Well, it’s raining today in New York City — about a half hour ago, it was coming in my open windows at a slant, so hard that I had a little flood on the kitchen floor.
Which means it may not be a great weekend, to visit the gardens in western Connecticut that are the subject of my annual garden tour for The New York Times, published in today’s paper: “Public Gardens Turn on the Charm.”
Bad timing… but as I say in my lede:
IF you are still bummed by the endless 2011 winter and sunless spring, here’s a way to put your blues away: Get out into a public garden. They weathered many tough months too…”
This year’s selection included an example designed by Gertrude Jekyll, the famed English garden designer, who “approached gardens as a painter might, striving for an overall effect. She favored drifts of color, a lush mix of flowers, leaves of many shapes and a variety of textures.” Jekyll, who over a lifetime, created some 400 gardens, had only three jobs in the U.S., and this one — at Glebe House — is the only survivor.

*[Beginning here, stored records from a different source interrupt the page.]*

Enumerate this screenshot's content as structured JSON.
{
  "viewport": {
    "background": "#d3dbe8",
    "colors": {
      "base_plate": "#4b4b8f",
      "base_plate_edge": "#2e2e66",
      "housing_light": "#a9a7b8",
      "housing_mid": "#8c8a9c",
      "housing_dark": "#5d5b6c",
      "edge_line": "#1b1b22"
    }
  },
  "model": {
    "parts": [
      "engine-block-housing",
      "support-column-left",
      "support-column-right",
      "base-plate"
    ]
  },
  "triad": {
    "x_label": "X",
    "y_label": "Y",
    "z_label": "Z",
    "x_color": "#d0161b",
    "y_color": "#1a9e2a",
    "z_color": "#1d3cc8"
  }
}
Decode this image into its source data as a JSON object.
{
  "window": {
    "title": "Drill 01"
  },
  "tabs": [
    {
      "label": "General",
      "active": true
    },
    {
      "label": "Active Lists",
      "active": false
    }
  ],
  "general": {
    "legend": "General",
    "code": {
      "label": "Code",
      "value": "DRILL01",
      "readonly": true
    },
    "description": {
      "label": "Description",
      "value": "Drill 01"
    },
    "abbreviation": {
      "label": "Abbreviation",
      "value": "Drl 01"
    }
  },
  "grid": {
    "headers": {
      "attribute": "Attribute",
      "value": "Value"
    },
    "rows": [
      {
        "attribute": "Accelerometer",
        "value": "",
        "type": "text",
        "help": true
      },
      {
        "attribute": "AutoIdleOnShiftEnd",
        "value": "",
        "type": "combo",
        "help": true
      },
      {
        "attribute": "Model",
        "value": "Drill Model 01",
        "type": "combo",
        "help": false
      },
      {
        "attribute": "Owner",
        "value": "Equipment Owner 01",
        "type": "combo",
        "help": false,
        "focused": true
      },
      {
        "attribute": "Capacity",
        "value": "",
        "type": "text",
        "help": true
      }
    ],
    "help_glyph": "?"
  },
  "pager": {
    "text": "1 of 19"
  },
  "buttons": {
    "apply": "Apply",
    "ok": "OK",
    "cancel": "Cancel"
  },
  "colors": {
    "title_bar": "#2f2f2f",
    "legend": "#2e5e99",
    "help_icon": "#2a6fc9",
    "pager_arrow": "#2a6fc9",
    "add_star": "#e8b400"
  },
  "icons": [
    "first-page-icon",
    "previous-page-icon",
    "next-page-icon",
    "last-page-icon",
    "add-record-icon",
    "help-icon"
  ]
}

My article also includes the garden at Hill-Stead designed by Beatrix Farrand, Wickham Park, the Bellamy-Ferriday House and Garden, and Elizabeth Park, whose rose garden is pictured here.
And if Connecticut doesn’t catch your fancy, last year I did “A Garden Crawl through the Garden State,” which was preceded in 2009 by “Philadelphia’s Gardens of Earthy Delights,” and in 2007 by “The Hudson Valley’s Fields of Joy.”